Der britische Handelsminister Liam Fox warnte unterdessen in der Zeitung „The Sunday Telegraph“ vor einem „politischen Tsunami“, wenn die Abgeordneten nicht den Ausgang des Referendums von 2016 respektierten. Zudem kritisierte er die vor allem von der Labour-Partei geäußerte Forderung, May solle einen ungeregelten Brexit ohne Austrittsabkommen ausschließen. Es sei die „größtmögliche Dummheit“, in einer Verhandlung den „stärksten Trumpf wegzugeben“.

Labour erneuert Forderung nach Neuwahl

Die Labour-Partei erneuerte am Samstag ihre Forderung nach einer Neuwahl. „Die Misstrauensabstimmung am Mittwoch war erst der Anfang der Labour-Bemühungen um eine Neuwahl – nicht das Ende“, sagte der Brexit-Schattenminister von Labour, Keir Starmer, in London. Eine Neuwahl sei der einzige Weg, „den radikalen Wandel einzuleiten, den diese Land braucht“. May lehnte die Option einer Neuwahl bisher ab und betonte, sie suche den Konsens aller Parteien.

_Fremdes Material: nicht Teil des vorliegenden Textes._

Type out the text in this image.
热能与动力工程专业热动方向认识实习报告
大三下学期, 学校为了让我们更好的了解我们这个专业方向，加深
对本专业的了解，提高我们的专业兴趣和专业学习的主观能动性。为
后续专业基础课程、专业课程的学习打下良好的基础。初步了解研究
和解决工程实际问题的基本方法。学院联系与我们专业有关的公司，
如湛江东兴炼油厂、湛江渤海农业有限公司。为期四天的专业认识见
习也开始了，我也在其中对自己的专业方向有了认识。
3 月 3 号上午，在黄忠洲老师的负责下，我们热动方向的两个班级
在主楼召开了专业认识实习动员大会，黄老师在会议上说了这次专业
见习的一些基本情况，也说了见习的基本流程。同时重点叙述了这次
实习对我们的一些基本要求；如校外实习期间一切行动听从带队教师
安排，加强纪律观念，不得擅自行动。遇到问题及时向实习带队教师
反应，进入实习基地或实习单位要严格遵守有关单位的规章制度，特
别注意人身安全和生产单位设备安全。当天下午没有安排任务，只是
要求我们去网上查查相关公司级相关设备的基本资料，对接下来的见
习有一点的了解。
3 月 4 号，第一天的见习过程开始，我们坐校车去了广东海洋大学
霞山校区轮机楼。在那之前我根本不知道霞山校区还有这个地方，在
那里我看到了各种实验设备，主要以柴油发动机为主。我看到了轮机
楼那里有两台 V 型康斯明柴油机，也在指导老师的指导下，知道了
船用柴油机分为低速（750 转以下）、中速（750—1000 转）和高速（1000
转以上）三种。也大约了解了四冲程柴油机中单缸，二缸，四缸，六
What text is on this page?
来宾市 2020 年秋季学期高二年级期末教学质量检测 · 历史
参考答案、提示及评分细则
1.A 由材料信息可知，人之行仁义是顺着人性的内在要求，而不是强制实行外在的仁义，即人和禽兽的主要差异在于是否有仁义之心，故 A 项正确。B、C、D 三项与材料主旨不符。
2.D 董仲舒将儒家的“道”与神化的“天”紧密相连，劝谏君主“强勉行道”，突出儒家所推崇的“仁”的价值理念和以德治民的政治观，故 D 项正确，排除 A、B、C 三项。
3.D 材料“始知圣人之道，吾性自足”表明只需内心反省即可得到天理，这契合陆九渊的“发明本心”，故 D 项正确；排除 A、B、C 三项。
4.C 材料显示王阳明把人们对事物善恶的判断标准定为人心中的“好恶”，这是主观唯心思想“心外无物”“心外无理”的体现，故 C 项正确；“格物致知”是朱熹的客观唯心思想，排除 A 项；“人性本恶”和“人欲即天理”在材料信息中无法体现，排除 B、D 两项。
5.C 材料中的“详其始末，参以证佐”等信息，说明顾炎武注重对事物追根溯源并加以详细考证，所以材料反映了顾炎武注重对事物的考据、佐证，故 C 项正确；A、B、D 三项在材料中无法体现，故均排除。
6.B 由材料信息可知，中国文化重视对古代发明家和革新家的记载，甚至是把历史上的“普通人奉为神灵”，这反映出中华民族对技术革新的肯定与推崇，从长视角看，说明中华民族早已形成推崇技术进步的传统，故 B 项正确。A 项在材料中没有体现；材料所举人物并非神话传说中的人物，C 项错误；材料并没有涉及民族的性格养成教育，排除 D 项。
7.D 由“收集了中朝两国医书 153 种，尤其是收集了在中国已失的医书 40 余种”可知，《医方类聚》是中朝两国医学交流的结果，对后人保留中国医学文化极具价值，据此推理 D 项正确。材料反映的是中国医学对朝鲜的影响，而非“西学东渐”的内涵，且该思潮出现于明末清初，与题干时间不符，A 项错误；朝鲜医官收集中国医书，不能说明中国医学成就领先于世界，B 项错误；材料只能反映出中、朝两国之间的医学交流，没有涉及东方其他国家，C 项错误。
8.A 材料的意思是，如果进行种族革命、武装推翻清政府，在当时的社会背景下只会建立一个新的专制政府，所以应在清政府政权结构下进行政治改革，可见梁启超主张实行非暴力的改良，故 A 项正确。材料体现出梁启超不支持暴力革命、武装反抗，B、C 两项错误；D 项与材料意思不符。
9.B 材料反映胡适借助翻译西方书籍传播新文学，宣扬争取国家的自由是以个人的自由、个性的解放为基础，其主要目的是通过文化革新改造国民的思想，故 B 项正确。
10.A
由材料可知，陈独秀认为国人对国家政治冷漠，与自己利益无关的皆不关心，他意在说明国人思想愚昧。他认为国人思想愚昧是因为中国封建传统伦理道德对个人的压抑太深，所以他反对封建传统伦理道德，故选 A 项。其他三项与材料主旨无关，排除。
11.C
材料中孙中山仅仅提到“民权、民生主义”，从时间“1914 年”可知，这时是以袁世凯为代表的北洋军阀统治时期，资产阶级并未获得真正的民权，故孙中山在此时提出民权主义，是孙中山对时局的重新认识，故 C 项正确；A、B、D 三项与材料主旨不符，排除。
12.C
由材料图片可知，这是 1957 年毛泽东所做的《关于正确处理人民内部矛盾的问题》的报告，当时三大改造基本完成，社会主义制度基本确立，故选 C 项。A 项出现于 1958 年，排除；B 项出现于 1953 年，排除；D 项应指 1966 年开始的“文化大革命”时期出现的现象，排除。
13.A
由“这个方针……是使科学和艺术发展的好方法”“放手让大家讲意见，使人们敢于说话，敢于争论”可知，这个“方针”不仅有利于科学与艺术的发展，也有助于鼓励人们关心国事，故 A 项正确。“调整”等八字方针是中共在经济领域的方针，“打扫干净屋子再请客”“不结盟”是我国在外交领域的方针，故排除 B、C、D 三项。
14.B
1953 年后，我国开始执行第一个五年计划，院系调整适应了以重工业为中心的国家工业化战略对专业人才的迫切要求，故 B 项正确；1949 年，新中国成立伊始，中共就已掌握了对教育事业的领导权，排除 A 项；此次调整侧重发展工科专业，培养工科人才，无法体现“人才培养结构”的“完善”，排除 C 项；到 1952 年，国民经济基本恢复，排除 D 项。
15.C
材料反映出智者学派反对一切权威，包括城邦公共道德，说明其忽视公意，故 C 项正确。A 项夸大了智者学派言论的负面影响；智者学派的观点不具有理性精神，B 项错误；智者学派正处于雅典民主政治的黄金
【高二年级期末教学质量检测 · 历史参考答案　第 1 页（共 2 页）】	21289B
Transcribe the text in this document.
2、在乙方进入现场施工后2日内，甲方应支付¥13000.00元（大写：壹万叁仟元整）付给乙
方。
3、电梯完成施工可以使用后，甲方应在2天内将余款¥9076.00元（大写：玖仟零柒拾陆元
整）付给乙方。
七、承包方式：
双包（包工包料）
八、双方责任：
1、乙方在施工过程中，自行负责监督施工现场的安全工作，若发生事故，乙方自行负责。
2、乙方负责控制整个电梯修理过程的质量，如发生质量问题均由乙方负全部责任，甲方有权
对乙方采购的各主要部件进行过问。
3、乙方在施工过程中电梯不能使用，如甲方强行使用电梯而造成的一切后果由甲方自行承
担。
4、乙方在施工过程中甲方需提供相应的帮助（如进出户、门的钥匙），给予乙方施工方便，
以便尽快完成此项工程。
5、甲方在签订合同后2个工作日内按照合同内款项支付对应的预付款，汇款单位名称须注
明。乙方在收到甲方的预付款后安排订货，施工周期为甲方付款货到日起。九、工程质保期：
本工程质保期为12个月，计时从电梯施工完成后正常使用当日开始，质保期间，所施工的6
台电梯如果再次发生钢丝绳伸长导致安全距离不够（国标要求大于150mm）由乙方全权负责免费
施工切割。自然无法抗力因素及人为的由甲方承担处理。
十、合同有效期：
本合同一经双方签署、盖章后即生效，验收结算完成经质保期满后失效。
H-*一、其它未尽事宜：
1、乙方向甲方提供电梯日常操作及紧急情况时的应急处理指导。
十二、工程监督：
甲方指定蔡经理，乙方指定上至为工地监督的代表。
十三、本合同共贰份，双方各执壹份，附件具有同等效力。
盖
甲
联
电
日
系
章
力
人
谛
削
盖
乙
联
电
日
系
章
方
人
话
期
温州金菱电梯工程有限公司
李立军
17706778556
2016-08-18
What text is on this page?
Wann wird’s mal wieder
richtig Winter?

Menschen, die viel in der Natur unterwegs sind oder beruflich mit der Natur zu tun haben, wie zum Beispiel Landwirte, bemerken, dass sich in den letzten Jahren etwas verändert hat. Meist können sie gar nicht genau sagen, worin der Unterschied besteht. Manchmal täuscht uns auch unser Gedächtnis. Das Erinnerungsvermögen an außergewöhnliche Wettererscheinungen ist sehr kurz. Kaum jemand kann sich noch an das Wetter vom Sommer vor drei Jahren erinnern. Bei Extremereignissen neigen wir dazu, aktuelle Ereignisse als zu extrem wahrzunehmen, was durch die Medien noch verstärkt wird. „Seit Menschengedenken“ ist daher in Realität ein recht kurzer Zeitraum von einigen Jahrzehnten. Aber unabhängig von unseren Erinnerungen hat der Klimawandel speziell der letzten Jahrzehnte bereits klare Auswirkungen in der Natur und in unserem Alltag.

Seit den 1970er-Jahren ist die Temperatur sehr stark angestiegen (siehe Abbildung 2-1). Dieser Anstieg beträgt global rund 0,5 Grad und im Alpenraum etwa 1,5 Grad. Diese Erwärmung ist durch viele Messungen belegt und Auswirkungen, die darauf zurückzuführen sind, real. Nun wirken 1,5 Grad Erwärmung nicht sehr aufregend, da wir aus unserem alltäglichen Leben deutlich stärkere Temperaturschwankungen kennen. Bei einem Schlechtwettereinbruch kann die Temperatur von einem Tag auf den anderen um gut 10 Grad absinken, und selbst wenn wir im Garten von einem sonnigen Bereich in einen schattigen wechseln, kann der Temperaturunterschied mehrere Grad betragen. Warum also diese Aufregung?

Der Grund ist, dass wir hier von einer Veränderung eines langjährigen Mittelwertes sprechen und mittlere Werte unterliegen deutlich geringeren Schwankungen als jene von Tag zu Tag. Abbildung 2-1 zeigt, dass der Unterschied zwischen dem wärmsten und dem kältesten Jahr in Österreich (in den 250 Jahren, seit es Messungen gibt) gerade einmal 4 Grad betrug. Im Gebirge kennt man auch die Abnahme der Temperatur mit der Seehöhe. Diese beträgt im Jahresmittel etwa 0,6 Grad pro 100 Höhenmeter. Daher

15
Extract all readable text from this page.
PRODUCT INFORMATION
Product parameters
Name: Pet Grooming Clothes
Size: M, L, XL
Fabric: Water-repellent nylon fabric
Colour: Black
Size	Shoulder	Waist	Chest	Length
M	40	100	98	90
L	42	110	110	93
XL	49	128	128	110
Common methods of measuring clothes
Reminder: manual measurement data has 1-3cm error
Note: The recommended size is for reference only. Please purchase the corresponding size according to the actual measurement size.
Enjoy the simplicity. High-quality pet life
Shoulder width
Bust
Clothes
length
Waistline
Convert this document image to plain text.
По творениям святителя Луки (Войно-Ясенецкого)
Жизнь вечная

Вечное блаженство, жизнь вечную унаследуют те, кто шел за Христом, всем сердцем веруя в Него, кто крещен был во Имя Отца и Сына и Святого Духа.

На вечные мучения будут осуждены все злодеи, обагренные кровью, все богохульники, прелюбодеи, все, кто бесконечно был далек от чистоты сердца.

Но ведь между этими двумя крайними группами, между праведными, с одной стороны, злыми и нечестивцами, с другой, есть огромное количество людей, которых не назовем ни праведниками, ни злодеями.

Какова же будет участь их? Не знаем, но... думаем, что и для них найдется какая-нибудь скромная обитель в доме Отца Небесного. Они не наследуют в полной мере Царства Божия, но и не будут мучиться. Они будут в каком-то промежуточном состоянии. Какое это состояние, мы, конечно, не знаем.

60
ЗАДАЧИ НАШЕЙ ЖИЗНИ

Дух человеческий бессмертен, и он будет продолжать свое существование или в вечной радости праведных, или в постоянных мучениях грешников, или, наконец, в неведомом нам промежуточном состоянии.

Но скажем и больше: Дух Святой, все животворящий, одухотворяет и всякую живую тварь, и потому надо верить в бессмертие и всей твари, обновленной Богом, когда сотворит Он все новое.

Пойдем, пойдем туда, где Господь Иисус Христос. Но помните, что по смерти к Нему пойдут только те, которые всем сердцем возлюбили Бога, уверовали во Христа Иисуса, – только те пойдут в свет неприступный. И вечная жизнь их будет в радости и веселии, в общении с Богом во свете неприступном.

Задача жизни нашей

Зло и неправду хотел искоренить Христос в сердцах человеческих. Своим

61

Ganz abwegig erscheint die Möglichkeit eines Gangs an die Wahlurnen aber nicht. Drei Mitglieder von Mays Kabinett hatten der „Financial Times“ (Freitag-Ausgabe) gesagt, dass eine Neuwahl im Rahmen des Möglichen sei. Regierungsmitarbeitern zufolge seien in der vergangenen Woche Notfallpläne für eine Wahl diskutiert worden.

Am 29. Januar soll im Unterhaus erneut über den weiteren Brexit-Fahrplan debattiert und abgestimmt werden. Die Abgeordneten haben dabei die Möglichkeit, die Beschlussvorlage abzuändern. Herauskommen könnte dem Politikwissenschaftler Jack Simson Caird von der Denkfabrik Bingham Centre zufolge, dass das Parlament im Februar über eine ganze Reihe verschiedener Optionen abstimmt, um herauszufiltern, welche Änderungen bzw. Alternativen für das Brexit-Abkommen mehrheitsfähig sind.

EU will sich aus britischen Interna raushalten

Die EU hält sich unterdessen zurück und beteuert öffentlich immer wieder, es sei an Großbritannien, einen Lösungsvorschlag zu machen. Hinter den Kulissen brüten aber auch in Brüssel alle über einen Ausweg aus der Sackgasse. EU-Kommissionschef Jean-Claude Juncker telefonierte nach offiziellen Angaben diese Woche mit fast allen europäischen Hauptstädten und am Freitag schließlich auch mit Premierministerin May. Nach außen drang davon nichts.

Die gängige diplomatische Sprachregelung ist nun: Sobald es einen im britischen Unterhaus konsensfähigen Vorschlag gibt, wird sich die EU damit befassen. Eine Verlängerung der zweijährigen Austrittsfrist über den 29. März hinaus wird nicht ausgeschlossen, ebenso wenig wie neue Verhandlungen über die künftigen Beziehungen zu Großbritannien, wenn London zum Beispiel doch eine Zollunion will.